Le 26 juin, j’ai assisté à la remise de l’insigne du
Chevalier de l’Ordre National du Mérite
à M. Nabil Neffati, directeur du centre d'accueil du CEFR à
Vaujours, juste récompense pour son travail au sein de cet organisme
au combien important pour les Français de l'étranger. Je suis allé visiter le 21 juin 2007, avec le sénateur Christian Cointat, le
service de la nationalité au tribunal d’instance du 1er arrondissement de Paris, compétent pour délivrer les certificats de nationalité aux Français nés et résidant à l’étranger. Le 23 mai 2007, j’ai rencontré M. Michel SCHAFFHAUSER, chef de la Mission des fonctionnaires internationaux (MFI), et M. Didier ETIENNE, son adjoint, au sujet du
reclassement professionnel des « fonctionnaires » français des Nations Unies.
Le 12 mars j’ai participé à la webtv de Mondissimo « les 24 heures chrono de l’international », qui consistait à passer en revue le contexte économique et les conditions de vie des Français dans 24 capitales du monde. J’étais interviewé au cours de la tranche horaire consacrée à Berlin. Le 16 novembre, le porte-parole du MAE, accompagné de François Nicoullaud, président de l’ADFE, de Gérard Pélisson, président de l’UFE, et de Barry Delongchamps, directeur des Français à l’étranger, a présenté à la presse les modalités du vote des Français établis hors de France pour l’élection présidentielle de 2007. Près de 700 000 électeurs sont inscrits pour l’instant sur la liste unique à l’étranger.

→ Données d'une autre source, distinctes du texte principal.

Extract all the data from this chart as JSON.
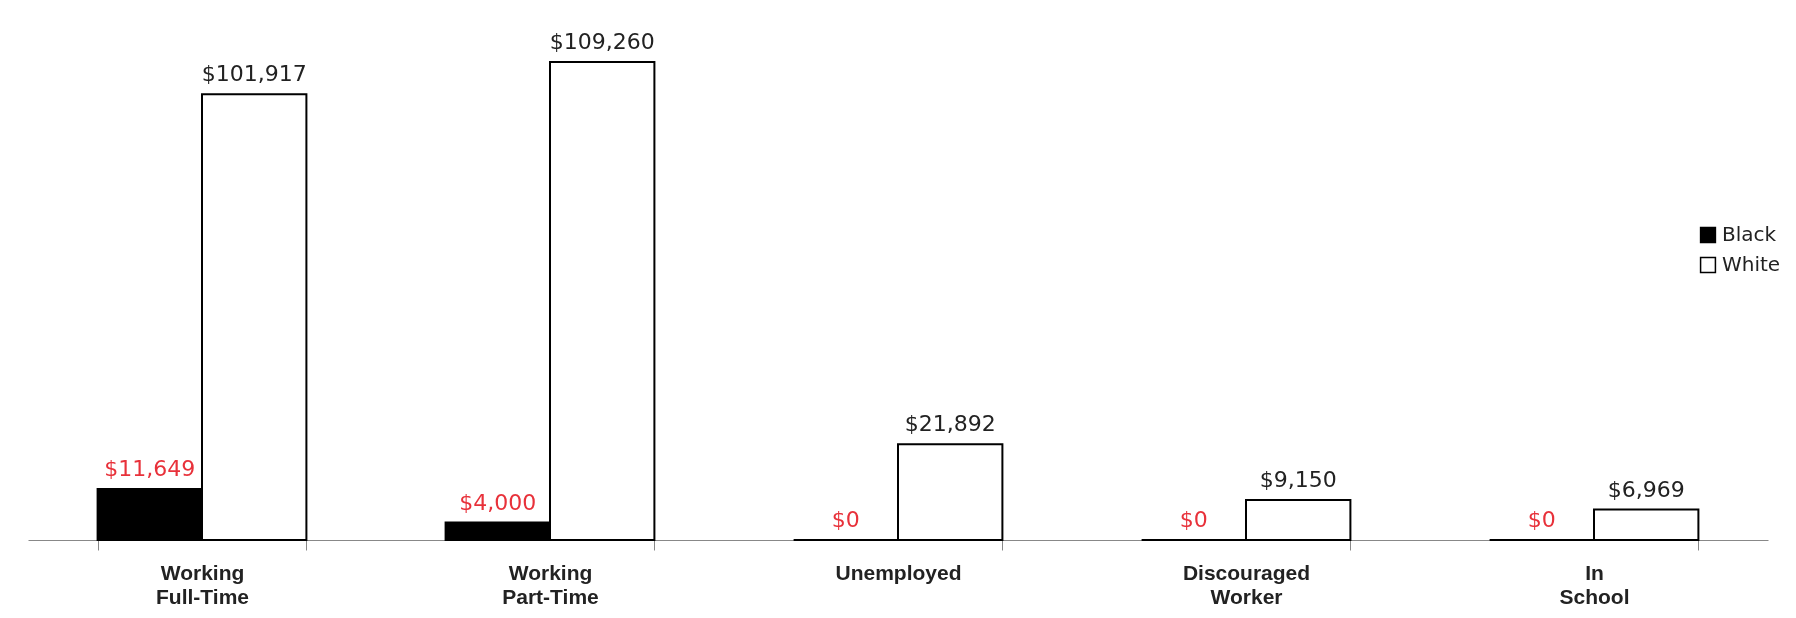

J’ai participé le 13 octobre à l’Assemblée générale de la Mutuelle des Affaires Étrangères qui sert de caisse complémentaire à environ 13000 agents du ministère et à leurs ayants-droits. Elle est présidée par M. Domenici et son directeur général est Christian Dumoux. Elle reçoit une subvention significative du ministère, qui est actuellement menacée par la commission européenne. Celle-ci demande qu’il y ait, comme pour toutes les mutuelles, une concurrence libre, sans subvention de l’employeur ou de l’État. Une bonne illustration de l’intervention inopportune de Bruxelles dans des domaines où la Commission devrait se garder de légiférer, et qui explique en grande partie la mauvaise perception que les citoyens ont de la construction européenne. J’espère qu’une solution sera trouvée pour permettre à la Mutuelle de continuer à fournir ses services à nos agents des Affaires étrangères en poste en France et à l’étranger, souvent dans des pays où les prestations sociales et médicales ont besoin d’être complétées. Le 12 octobre, Thérèse Paraiso, secrétaire générale de l’ADFE et
vice-présidente du Conseil d’administration du Centre, et moi-même avons
visité le CEFR de Vaujours (Centre d’entraide aux Français rapatriés,
3 route de Courtry, 93410 Vaujours, tél. : 01 64 67 68 70). Nous y avons été
accueillis par M. Casamitjana, Président du Conseil et par M. Nabil Neffati,
directeur du Centre d’Accueil et du CHRS (Centre d’Hébergement et de
Réinsertion) ainsi que par l’équipe de direction et d’animation. Le 12 octobre, j’ai rencontré avec Vincent TOINEL, mon assistant
parlementaire, Eric TROTTMANN, le directeur du Centre de liaisons
européennes et internationales de sécurité sociale (CLEISS). Cet
établissement public administratif financé par les organismes de sécurité
sociale (ACOS, CNAM, etc.) est peu ou pas connu du grand public, voire de
certaines autorités consulaires. Il fait le lien entre les régimes français
de sécurité sociale et les autorités nationales compétentes, d’une part, et
les organismes étrangers de sécurité sociale, d’autre part. Il est chargé de
veiller à la bonne application des conventions de sécurité sociale dont la
France est partie (règlements européens, accords bilatéraux et
multilatéraux). Le 10 octobre 2006, j'ai
visité le nouveau centre des impôts des non résidents qui a déménagé cet
été à Noisy le Grand. Après l’Assemblée Générale de l’ADFE et la Convention fédérale de la FFE, les conseillers AFE appartenant au groupe ADFE on participé à l'assemblée plénière de la semaine du 4 au 10 septembre. Le 18 juillet, à 19 heures 30 est arrivé à Roissy le premier des avions rapatriant les
Français du Liban. Je suis allé les accueillir, accompagné de Thérèse Paraiso, secrétaire générale de l’ADFE.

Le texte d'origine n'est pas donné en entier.